After carrying out voice activity detection to tone testing data, the testing result of each voice metrics can be obtained.Detection It as a result include passing through or not passing through.

S140: the corresponding parameter threshold of the adjustment unacceptable voice metrics of testing result.

After carrying out voice activity detection to tone testing data, the testing result of each voice metrics can get.For every A voice metrics show the corresponding parameter threshold setting of the voice metrics if the testing result of the voice metrics is to pass through It is relatively reasonable, if the testing result of the voice metrics is not pass through, the corresponding parameter threshold of the adjustable voice metrics. The initial value of the corresponding parameter threshold of each voice metrics can be the preset value with higher evaluation criteria.

Specifically, can reduce energy parameter threshold value if the unacceptable voice metrics of testing result are energy value.
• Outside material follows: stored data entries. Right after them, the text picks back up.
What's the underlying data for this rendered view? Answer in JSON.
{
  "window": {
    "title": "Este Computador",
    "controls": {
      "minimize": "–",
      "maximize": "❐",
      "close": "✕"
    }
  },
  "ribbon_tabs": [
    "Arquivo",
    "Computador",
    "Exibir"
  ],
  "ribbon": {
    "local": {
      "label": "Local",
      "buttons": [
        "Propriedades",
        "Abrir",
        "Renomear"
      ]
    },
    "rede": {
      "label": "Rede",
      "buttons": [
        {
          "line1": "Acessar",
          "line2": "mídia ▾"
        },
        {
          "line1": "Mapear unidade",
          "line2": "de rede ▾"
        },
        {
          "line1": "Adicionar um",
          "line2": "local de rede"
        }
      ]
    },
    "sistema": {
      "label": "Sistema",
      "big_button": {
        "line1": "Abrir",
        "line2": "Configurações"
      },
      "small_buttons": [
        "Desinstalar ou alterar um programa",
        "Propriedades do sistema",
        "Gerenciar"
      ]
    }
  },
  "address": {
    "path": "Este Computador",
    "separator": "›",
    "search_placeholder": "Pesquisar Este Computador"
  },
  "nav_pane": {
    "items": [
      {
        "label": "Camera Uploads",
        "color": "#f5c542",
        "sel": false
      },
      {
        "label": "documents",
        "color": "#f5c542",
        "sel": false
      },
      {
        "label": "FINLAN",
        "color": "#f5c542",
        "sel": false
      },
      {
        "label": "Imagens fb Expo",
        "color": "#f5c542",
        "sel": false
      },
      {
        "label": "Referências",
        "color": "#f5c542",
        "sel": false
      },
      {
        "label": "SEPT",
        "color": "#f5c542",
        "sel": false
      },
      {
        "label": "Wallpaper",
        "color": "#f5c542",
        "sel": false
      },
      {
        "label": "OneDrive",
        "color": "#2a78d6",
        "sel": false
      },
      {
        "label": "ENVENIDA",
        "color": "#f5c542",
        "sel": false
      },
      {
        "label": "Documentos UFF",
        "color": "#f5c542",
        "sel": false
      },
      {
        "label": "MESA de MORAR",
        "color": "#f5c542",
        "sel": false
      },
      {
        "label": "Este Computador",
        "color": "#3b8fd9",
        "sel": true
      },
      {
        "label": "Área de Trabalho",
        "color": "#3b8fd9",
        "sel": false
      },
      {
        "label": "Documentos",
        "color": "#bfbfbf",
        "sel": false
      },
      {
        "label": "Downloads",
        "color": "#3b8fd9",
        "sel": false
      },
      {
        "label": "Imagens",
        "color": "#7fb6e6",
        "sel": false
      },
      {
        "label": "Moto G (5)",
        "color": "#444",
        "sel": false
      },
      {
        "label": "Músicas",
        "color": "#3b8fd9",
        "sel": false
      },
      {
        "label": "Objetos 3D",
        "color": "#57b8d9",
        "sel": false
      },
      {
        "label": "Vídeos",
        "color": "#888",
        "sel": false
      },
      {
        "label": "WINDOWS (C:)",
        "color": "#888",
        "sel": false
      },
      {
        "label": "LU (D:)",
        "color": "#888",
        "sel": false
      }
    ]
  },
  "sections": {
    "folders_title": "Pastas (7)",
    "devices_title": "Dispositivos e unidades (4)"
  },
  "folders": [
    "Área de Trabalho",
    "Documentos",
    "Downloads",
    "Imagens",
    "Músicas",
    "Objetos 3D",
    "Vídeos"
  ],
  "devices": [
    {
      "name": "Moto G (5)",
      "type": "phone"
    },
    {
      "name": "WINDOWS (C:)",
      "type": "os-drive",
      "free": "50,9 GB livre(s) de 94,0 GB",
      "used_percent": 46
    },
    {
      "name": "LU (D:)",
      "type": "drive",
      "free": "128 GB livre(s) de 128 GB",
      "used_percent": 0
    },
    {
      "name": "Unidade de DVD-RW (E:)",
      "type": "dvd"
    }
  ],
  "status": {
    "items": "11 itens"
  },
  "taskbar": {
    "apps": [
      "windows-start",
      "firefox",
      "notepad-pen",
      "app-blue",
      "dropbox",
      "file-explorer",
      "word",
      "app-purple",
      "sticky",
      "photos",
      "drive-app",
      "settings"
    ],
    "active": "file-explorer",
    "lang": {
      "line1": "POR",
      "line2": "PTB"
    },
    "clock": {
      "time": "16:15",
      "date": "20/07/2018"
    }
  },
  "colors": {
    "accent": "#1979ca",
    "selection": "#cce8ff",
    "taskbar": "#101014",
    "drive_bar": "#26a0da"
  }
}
Tone testing data are one section that collected user is read with normal word speed, sound size in quiet environment Words, if determining that the corresponding voice metrics detection of energy value does not pass through by voice activity detection, then showing the voice metrics pair The energy parameter threshold value answered may be arranged larger, can reduce energy parameter threshold value.Specifically, prompt information can be exported, Prompt user manually adjusts, or is spaced automatic reduce according to setting.If present energy parameter threshold is 10,2 are divided between setting, Then energy parameter threshold can be reduced to 8.

If the unacceptable voice metrics of testing result are signal-to-noise ratio, signal-to-noise ratio parameter threshold can reduce.

As described, tone testing data be collected user with normal word speed, sound size quiet One section of word that environment is read determine the corresponding voice metrics inspection of signal-to-noise ratio if carrying out voice activity detection to tone testing data Survey does not pass through, then it is larger to show that the corresponding signal-to-noise ratio parameter threshold of the voice metrics may be arranged, and can reduce signal-to-noise ratio ginseng Number threshold value.Specifically, prompt information can be exported, user is prompted to manually adjust, or is spaced automatic reduce according to setting.Such as work as Preceding signal-to-noise ratio parameter threshold is 10, and 2 are divided between setting, then signal-to-noise ratio parameter threshold can be reduced to 8.

If the unacceptable voice metrics of testing result are effective voice, effective voice parameter threshold can reduce.

As described, tone testing data be collected user with normal word speed, sound size quiet One section of word that environment is read determine the corresponding voice metrics of effective voice if carrying out voice activity detection to tone testing data Detection does not pass through, then it is larger to show that the corresponding effective voice parameter threshold of the voice metrics may be arranged, and can reduce effectively Voice parameter threshold.Specifically, prompt information can be exported, user is prompted to manually adjust, or subtracted automatically according to setting interval It is small.If the currently active voice parameter threshold is 10 seconds, it is divided between setting 2 seconds, then effective voice parameter threshold can be reduced to 8 Second.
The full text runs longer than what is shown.